The discovery of extracellular vesicles (EVs) makes the hydatid fluid (HF) contents more complex. First, EVs are composed of a diversity of active molecules, including proteins, lipids, mRNAs and noncoding RNAs. Although the encapsulated components have yet to be fully deciphered, parasite EVs have been shown to contain a considerable number of different proteins, most of which are absent in the HF (1, 2). More importantly, parasites can secrete nucleic acids especially miRNAs into EVs, demonstrated to be active in modulation of gene expression in receipt cells (3). Second, EV secretion and composition of EV contents are highly dynamic, and show differences under distinct physiological and pathophysiological settings. In addition, different types of cells or tissues secrete EVs harboring different molecules (4).

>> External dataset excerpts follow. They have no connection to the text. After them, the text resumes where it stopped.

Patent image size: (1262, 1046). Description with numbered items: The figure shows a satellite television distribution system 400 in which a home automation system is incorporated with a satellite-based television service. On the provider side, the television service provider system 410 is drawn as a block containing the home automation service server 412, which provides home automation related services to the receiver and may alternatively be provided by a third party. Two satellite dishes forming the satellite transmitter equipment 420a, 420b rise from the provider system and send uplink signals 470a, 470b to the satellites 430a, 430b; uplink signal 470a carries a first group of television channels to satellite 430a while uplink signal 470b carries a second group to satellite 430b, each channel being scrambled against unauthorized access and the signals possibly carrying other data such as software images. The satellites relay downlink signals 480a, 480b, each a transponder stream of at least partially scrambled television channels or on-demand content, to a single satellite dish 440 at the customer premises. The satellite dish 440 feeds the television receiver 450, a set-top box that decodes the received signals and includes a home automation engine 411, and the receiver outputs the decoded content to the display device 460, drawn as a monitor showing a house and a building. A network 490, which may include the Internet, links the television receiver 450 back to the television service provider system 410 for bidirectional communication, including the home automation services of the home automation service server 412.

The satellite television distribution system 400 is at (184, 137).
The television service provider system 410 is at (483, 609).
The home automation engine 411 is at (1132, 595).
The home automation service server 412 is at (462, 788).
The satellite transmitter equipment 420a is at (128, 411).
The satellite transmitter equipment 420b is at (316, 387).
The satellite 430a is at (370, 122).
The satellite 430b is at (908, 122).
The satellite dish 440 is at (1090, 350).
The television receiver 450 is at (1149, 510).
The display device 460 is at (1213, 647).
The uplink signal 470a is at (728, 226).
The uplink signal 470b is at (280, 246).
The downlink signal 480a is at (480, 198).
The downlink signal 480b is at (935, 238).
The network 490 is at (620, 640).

From these points, the HF EVs should be the mixture of EVs mainly released by hydatid cyst cells, brood capsules and free protoscoleces (1). They are postulated to be distinct at different infectious and developmental stages of E. granulosus metacestodes. Third, EVs have two main subtypes-exosomes and ectosomes. The two EV subpopulations show differences in the biogenesis, size and contents. Despite these differences, released exosomes and ectosomes function in a similar way (4).

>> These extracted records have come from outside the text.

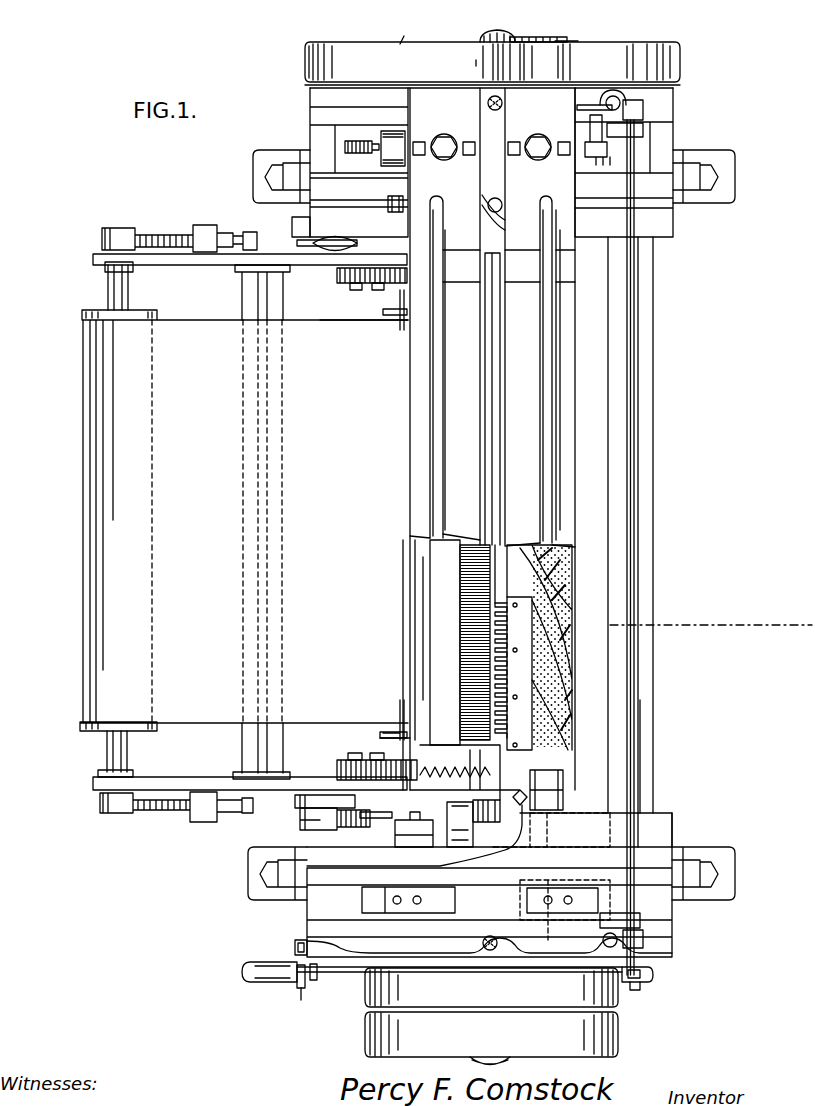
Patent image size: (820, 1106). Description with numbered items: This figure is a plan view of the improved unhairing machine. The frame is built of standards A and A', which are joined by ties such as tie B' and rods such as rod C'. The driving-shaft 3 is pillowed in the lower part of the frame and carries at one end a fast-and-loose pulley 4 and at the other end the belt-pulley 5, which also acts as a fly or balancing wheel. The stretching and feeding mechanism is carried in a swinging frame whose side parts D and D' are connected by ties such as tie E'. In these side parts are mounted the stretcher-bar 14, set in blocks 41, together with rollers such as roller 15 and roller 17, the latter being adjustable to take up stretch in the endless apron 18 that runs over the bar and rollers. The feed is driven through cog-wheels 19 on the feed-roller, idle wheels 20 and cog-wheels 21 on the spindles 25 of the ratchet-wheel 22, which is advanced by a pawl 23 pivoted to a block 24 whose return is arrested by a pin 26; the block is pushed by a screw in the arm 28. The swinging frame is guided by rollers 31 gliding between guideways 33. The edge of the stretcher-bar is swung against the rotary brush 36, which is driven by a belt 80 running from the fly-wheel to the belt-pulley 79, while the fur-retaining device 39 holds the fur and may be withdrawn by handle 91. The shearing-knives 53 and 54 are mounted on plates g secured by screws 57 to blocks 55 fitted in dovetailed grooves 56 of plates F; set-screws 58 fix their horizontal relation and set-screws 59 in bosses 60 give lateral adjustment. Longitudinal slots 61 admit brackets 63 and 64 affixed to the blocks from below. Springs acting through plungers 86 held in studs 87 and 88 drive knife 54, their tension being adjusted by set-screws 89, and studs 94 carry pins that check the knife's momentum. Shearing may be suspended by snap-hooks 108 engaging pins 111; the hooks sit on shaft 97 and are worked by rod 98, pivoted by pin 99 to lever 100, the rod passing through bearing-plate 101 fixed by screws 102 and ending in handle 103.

The driving-shaft 3 is at (497, 31).
The fast-and-loose pulley 4 is at (491, 1016).
The belt-pulley 5 is at (406, 33).
The stretcher-bar 14 is at (470, 730).
The roller 15 is at (406, 646).
The roller 17 is at (148, 732).
The endless apron 18 is at (330, 323).
The cog-wheels 19 is at (390, 290).
The idle wheels 20 is at (379, 526).
The cog-wheels 21 is at (337, 278).
The ratchet-wheel 22 is at (375, 812).
The pawl 23 is at (325, 818).
The block 24 is at (305, 245).
The spindle 25 is at (349, 292).
The pin 26 is at (336, 247).
The arm 28 is at (414, 829).
The rollers 31 is at (486, 811).
The guideways 33 is at (445, 817).
The rotary brush 36 is at (541, 37).
The fur-retaining device 39 is at (445, 642).
The blocks 41 is at (437, 765).
The shearing-knife 53 is at (482, 342).
The shearing-knife 54 is at (502, 345).
The blocks 55 is at (337, 130).
The dovetailed grooves 56 is at (489, 885).
The screws 57 is at (491, 147).
The set-screws 58 is at (564, 163).
The set-screws 59 is at (352, 156).
The bosses 60 is at (393, 148).
The longitudinal slots 61 is at (492, 900).
The bracket 63 is at (418, 900).
The bracket 64 is at (562, 900).
The belt-pulley 79 is at (568, 40).
The belt 80 is at (492, 63).
The plungers 86 is at (577, 108).
The stud 87 is at (488, 206).
The stud 88 is at (621, 101).
The set-screws 89 is at (395, 212).
The handle 91 is at (397, 316).
The studs 94 is at (503, 102).
The shaft 97 is at (636, 548).
The rod 98 is at (345, 975).
The pin 99 is at (645, 988).
The lever 100 is at (655, 974).
The bearing-plate 101 is at (306, 990).
The screws 102 is at (294, 947).
The handle 103 is at (240, 972).
The snap-hooks 108 is at (645, 130).
The pins 111 is at (605, 140).
The standard A is at (703, 873).
The standard A' is at (704, 176).
The tie B' is at (697, 624).
The rod C' is at (657, 756).
The side part D is at (250, 259).
The side part D' is at (250, 788).
The tie E' is at (252, 522).
The plate F is at (596, 467).
The plates g is at (502, 380).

It is also becoming clear that the EV contents change with the mode of biogenesis. Due to the shedding of ectosomes usually responding to external signals, it is interesting to determine them in the HF in further studies, which will be helpful to uncover the complexity of HF EVs. Fourth, host proteins were reported to be present in preparations of parasite EVs, but they were remarkably different (1), suggesting that they are derived from different sources. The HF is likely to contain host-origin EVs that pass through the hydatid cyst to the HF under unknown mechanisms, and host proteins may be also integrated into parasite EVs during the infection (1). Overall, these factors contribute to the dynamic and complex contents of the HF.

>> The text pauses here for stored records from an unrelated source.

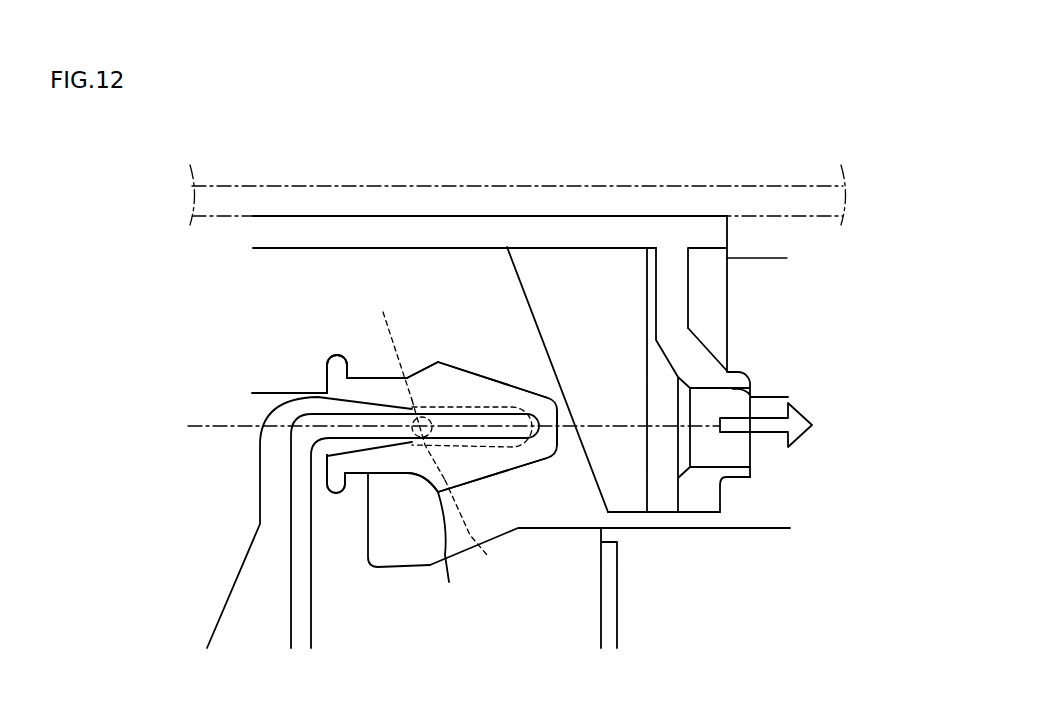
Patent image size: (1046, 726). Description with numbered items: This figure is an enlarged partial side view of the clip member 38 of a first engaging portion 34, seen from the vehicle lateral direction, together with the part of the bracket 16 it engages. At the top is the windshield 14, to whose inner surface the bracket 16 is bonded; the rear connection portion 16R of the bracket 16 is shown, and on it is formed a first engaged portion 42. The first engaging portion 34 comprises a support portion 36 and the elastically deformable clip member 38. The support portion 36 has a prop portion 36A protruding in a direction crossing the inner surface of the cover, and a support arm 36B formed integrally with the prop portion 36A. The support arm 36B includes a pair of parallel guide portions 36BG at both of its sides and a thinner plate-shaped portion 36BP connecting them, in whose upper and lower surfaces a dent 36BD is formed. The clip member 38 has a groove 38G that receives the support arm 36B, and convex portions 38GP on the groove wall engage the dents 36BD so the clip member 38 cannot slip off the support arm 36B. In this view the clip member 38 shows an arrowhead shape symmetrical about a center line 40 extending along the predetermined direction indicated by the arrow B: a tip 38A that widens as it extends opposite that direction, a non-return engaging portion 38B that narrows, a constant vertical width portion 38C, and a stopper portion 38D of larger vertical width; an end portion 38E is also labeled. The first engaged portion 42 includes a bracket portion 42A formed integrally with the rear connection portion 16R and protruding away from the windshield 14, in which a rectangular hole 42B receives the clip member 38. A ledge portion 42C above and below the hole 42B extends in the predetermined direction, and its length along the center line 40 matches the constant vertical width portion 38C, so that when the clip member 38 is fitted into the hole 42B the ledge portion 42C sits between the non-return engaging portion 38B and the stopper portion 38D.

The windshield 14 is at (748, 185).
The bracket 16 is at (457, 212).
The rear connection portion 16R is at (677, 232).
The first engaging portion 34 is at (276, 331).
The support portion 36 is at (283, 512).
The prop portion 36A is at (312, 618).
The support arm 36B is at (327, 455).
The guide portion 36BG is at (500, 408).
The plate-shaped portion 36BP is at (481, 438).
The dent 36BD is at (496, 530).
The clip member 38 is at (519, 382).
The tip 38A is at (503, 377).
The non-return engaging portion 38B is at (423, 367).
The constant vertical width portion 38C is at (365, 378).
The stopper portion 38D is at (327, 372).
The clip end portion 38E is at (440, 360).
The groove 38G is at (538, 430).
The convex portion 38GP is at (390, 362).
The center line 40 is at (198, 425).
The first engaged portion 42 is at (741, 363).
The bracket portion 42A is at (695, 333).
The hole 42B is at (750, 388).
The ledge portion 42C is at (752, 481).
The arrow B is at (812, 425).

Although the functions have not fully understood, the HF is proposed to play a crucial role in supporting protoscolex growth and development (2). Additionally, other functions may exist, such as ameliorating environment. As a number of immune modulators were encapsulated (1), HF EVs might be also involved in parasite-host interactions during the infection (Fig. 1). Furthermore, the presence of EVs indicates the extensive exchanges of active molecules in the HF among cells in the hydatid cyst, protoscoleces, brood capsules and even host cells/tissues.

Fig. 1:

Expanding of HF contents and functions. HF is supposed to be mainly involved in a support of protoscolex growth and development. HF EVs may play a role in intercellular and interorganismal communication as well as parasite pathogenesis. HF: hydatid fluid; EVs: extracellular vesicles; FABPs: fatty acid-binding proteins; HSPs: heat shock proteins; AgB: antigen B; Ag5: antigen 5. ‘?’: functions proposed and further experiments required

The discovery of EVs is expanding our knowledge of HF, adding a more layer of the complexity of its contents and functions, and HF EVs give us some clues to understanding of protoscolex growth and development.